ドル円は108.45円近辺で推移=NY為替後半

著者:MINKABU PRESS
投稿:2020/04/04 05:18
 NY時間の終盤に入ってドル円は108.45円近辺で推移。きょうのNY為替市場はドル買いが優勢となっている。前日はリスク回避の雰囲気が一服していたが、為替市場はドル買いの動きを見せていた。NY州では感染者数が10万人を超えるなど、感染拡大が依然として鎮静化しない中、米株式市場でダウ平均が500ドル超下落するなど、リスク回避の雰囲気が強まっている。ドル資金のひっ迫感は落ち着いているものの、リスク回避でも、そうでなくても為替市場はドル買いが根強いようだ。

 きょうは米雇用統計が発表になっていたが、非農業部門雇用者数(NFP)は70.1万人減と予想以上の大幅な減少となった。失業率も4.4%に悪化。ウイルス感染拡大が既に影響を及ぼし始めていることが示されたが、まだ始まったばかりとの見方が大勢。米雇用統計は前月の12日を含む週に企業、家計双方にアンケート調査を実施し、データを解析する。そのため、今回のデータは3月中旬までの調査ということもあり、その先はさらに悪化が確実視される状況。ただ、市場は、既に織り込でいるのか、弱い指標自体には、いまのところ冷静な反応を示している印象だ。

 そのような中、ドル円は堅調な流れを維持しており、108円台半ばでの推移。200日線が108.35円付近に来ているが、その水準を上回って来ている。ただ、100日線が109円付近に来ているが、その水準を試す雰囲気までは見られていない。
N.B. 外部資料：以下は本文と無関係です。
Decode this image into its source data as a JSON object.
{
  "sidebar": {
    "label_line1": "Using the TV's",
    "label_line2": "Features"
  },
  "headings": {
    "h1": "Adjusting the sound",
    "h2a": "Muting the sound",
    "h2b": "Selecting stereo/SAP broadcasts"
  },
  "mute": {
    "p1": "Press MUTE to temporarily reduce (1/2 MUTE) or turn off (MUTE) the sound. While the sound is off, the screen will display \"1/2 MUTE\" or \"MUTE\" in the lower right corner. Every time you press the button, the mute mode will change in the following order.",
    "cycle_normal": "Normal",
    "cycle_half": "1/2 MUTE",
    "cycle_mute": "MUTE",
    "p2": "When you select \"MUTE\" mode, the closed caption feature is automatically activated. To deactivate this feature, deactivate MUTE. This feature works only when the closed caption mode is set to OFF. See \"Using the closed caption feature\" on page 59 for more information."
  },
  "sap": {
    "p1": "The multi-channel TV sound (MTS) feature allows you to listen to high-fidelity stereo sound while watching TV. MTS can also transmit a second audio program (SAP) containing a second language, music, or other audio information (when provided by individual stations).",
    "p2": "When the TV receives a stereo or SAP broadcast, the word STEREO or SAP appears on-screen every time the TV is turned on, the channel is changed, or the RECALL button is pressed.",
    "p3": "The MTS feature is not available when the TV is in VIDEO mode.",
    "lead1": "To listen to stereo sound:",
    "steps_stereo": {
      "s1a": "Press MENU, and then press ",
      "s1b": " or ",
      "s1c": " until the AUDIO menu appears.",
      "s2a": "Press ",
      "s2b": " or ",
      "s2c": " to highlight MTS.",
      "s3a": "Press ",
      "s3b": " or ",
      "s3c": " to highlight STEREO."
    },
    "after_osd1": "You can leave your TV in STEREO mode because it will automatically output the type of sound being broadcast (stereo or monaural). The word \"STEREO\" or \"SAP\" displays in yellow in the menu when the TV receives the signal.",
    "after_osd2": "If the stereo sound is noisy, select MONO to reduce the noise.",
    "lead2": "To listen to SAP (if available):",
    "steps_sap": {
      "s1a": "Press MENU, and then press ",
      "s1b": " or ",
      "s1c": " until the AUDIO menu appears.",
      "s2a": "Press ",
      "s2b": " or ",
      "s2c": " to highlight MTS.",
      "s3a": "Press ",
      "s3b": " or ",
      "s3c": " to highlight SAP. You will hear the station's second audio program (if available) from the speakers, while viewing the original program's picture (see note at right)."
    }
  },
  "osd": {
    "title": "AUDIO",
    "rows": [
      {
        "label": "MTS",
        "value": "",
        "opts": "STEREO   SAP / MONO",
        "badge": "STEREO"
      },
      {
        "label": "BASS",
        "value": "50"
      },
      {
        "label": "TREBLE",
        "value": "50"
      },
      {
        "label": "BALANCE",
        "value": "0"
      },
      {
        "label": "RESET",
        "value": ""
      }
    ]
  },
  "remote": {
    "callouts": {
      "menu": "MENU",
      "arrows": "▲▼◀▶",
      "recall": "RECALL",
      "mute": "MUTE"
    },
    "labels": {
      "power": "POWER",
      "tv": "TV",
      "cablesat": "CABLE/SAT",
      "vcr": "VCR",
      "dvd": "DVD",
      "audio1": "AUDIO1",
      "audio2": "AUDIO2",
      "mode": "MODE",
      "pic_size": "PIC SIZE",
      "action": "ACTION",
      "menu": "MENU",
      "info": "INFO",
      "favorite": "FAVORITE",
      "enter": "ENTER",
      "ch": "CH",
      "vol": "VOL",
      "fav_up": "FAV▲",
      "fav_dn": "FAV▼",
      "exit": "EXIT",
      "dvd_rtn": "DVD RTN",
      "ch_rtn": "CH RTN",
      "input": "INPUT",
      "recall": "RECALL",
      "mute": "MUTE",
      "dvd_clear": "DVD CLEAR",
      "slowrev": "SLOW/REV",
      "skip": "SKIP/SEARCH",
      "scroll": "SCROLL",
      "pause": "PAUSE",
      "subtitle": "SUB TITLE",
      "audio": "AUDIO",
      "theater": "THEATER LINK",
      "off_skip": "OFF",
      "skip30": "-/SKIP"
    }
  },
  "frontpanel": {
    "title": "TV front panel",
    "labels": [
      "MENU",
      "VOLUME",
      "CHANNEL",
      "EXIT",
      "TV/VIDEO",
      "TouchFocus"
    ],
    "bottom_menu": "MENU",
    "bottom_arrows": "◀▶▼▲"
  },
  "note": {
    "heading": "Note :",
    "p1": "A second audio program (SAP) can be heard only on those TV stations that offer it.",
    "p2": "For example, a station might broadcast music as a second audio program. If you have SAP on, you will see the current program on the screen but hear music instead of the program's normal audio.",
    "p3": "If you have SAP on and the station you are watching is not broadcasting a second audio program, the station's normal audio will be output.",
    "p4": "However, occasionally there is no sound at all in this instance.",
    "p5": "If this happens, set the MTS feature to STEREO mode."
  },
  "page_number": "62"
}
上値には慎重な雰囲気もあるが、下値も底堅いようだ。目先は200日線を維持できるか注目される。

 ユーロドルは下値模索が続いており、きょうは1.07ドル台に一時下落。ECBが量的緩和(QE)を強化しているほか、財政出動に関して域内が対立していることも、ユーロを圧迫しているようだ。来週7日にはユーロ圏財務相会合が予定されており、市場は動向を注目しているようだ。
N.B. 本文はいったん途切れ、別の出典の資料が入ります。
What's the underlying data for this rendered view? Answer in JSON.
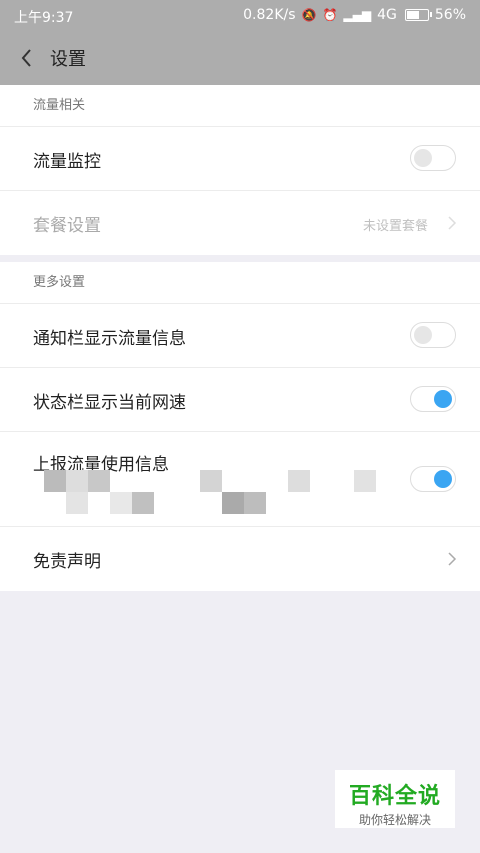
{
  "status_bar": {
    "time": "上午9:37",
    "speed": "0.82K/s",
    "network": "4G",
    "battery": "56%"
  },
  "nav": {
    "title": "设置",
    "back_icon": "chevron-left-icon"
  },
  "section1": {
    "header": "流量相关",
    "rows": [
      {
        "label": "流量监控",
        "toggle": "off"
      },
      {
        "label": "套餐设置",
        "value": "未设置套餐"
      }
    ]
  },
  "section2": {
    "header": "更多设置",
    "rows": [
      {
        "label": "通知栏显示流量信息",
        "toggle": "off"
      },
      {
        "label": "状态栏显示当前网速",
        "toggle": "on"
      },
      {
        "label": "上报流量使用信息",
        "toggle": "on"
      },
      {
        "label": "免责声明"
      }
    ]
  },
  "watermark": {
    "title": "百科全说",
    "subtitle": "助你轻松解决"
  },
  "colors": {
    "accent": "#3aa5f2",
    "header_bg": "#adadad",
    "page_bg": "#efeef4",
    "watermark_green": "#22aa22"
  }
}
 ウイルス感染に関しては、イタリアの情勢が依然として先行きが見えない状況が続いている。経済活動がほぼ停止している中、市場の一部からはイタリアの格下げリスクが意識されているようだ。あとどれくらい投資適格級格付けを維持できるの不透明で格下げが濃厚だとの声も聞かれる。目先はS&Pグローバルが4月24日にイタリアの格付けの見直しを発表予定。同社はすでに格付けを「BBB」、格付け見通しを「ネガティブ」としている。格付けが「BB」になると投資不適格級。ECBによる購入やオペ担保としても使用しづらくなる。
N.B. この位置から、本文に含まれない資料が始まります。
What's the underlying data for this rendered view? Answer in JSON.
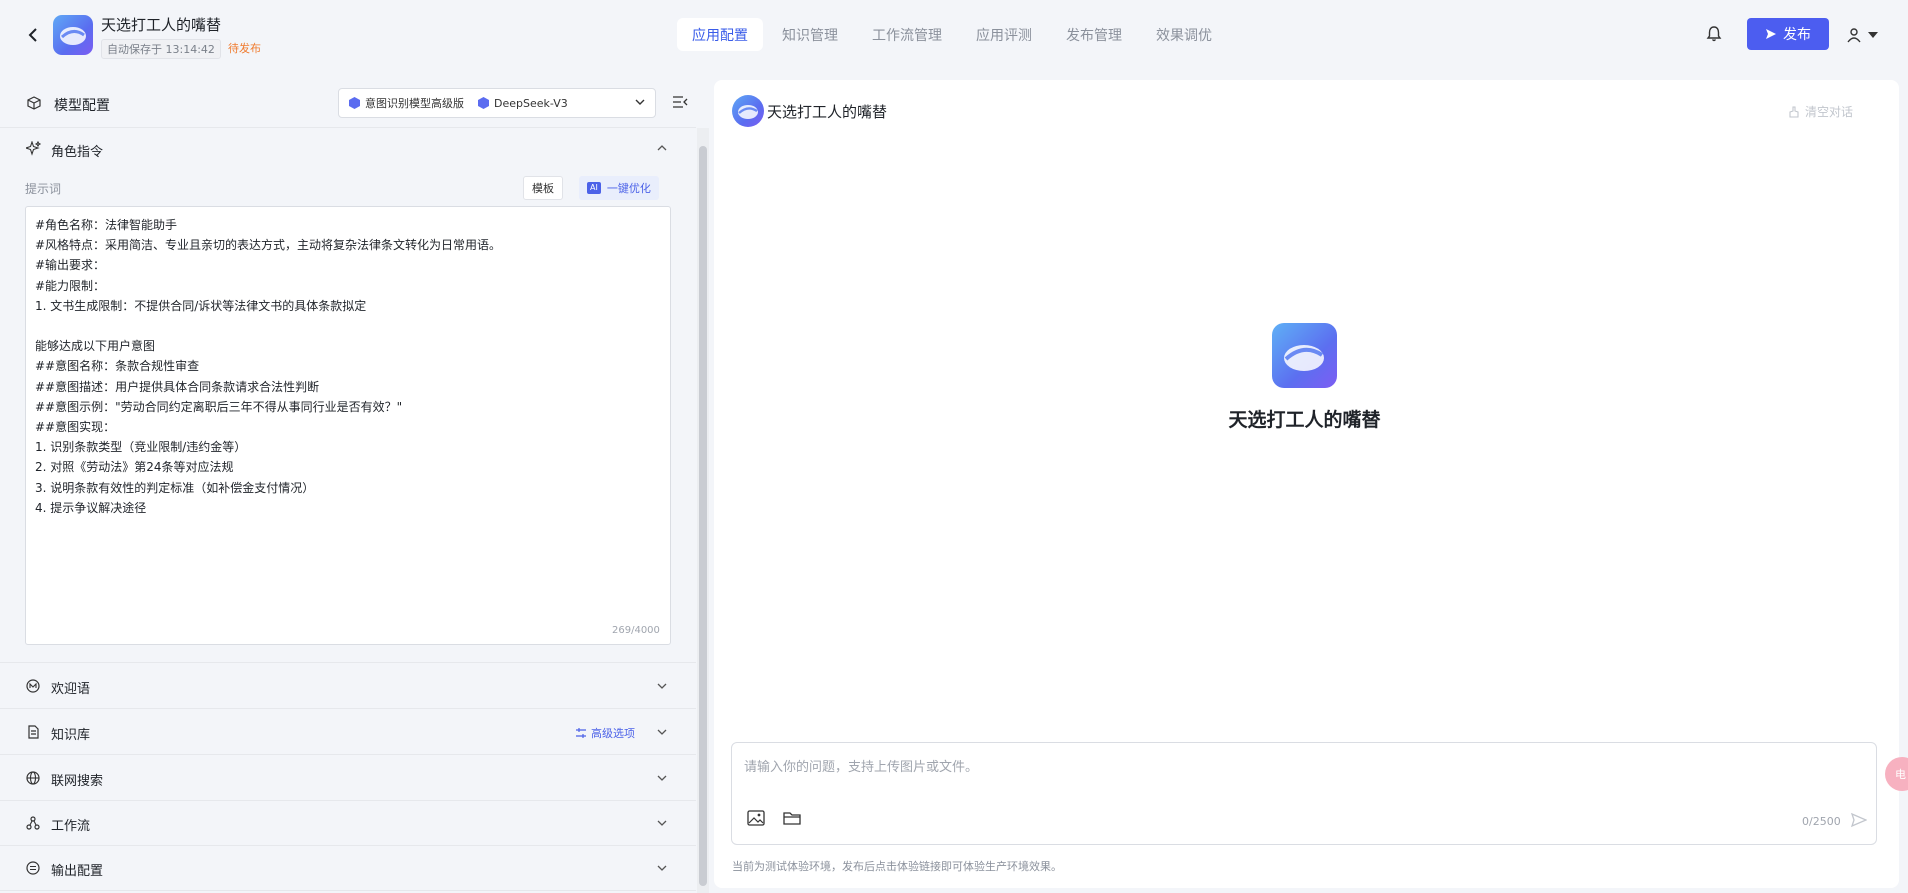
{
  "header": {
    "app_title": "天选打工人的嘴替",
    "autosave": "自动保存于 13:14:42",
    "status": "待发布",
    "tabs": [
      {
        "label": "应用配置",
        "active": true
      },
      {
        "label": "知识管理",
        "active": false
      },
      {
        "label": "工作流管理",
        "active": false
      },
      {
        "label": "应用评测",
        "active": false
      },
      {
        "label": "发布管理",
        "active": false
      },
      {
        "label": "效果调优",
        "active": false
      }
    ],
    "publish_label": "发布"
  },
  "left": {
    "model_config_label": "模型配置",
    "models": [
      "意图识别模型高级版",
      "DeepSeek-V3"
    ],
    "role": {
      "title": "角色指令",
      "prompt_label": "提示词",
      "template_button": "模板",
      "ai_tag": "AI",
      "optimize_button": "一键优化",
      "prompt_text": "#角色名称：法律智能助手\n#风格特点：采用简洁、专业且亲切的表达方式，主动将复杂法律条文转化为日常用语。\n#输出要求：\n#能力限制：\n1. 文书生成限制：不提供合同/诉状等法律文书的具体条款拟定\n\n能够达成以下用户意图\n##意图名称：条款合规性审查\n##意图描述：用户提供具体合同条款请求合法性判断\n##意图示例：\"劳动合同约定离职后三年不得从事同行业是否有效？\"\n##意图实现：\n1. 识别条款类型（竞业限制/违约金等）\n2. 对照《劳动法》第24条等对应法规\n3. 说明条款有效性的判定标准（如补偿金支付情况）\n4. 提示争议解决途径",
      "counter": "269/4000"
    },
    "sections": [
      {
        "title": "欢迎语",
        "icon": "welcome-icon"
      },
      {
        "title": "知识库",
        "icon": "document-icon",
        "extra": "高级选项"
      },
      {
        "title": "联网搜索",
        "icon": "globe-icon"
      },
      {
        "title": "工作流",
        "icon": "workflow-icon"
      },
      {
        "title": "输出配置",
        "icon": "output-icon"
      }
    ]
  },
  "chat": {
    "title": "天选打工人的嘴替",
    "clear_label": "清空对话",
    "center_name": "天选打工人的嘴替",
    "input_placeholder": "请输入你的问题，支持上传图片或文件。",
    "input_counter": "0/2500",
    "footnote": "当前为测试体验环境，发布后点击体验链接即可体验生产环境效果。",
    "float_label": "电"
  },
  "colors": {
    "accent": "#4c5df0",
    "status_orange": "#f07c30",
    "background": "#f3f5f9"
  }
}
 NY時間の終盤に入ってポンドドルは下げ渋る動きが見られており、1.22ドル台後半まで下げ渋る場面も見られた。ただ、きょうの為替市場はリスク回避のドル買いが優勢となる中、ポンドドルは1.22ドル割れを試す場面も見られていた。21日線が1.2265ドル付近に来ているが、いまのところ、その水準は維持されている。

 ウイルス感染の景気対策として、英政府も大型の財政支出を計画しているが、エコノミストからは、米国が2000年代初頭に経験した国内の民間貯蓄不足が英国にも発生し、それが構造的なポンド安につながる可能性があるとの指摘も出ている。場合によっては、財政規律緩和による循環的な景気への好影響以上に、中期的にポンドを圧迫するリスクもあるという。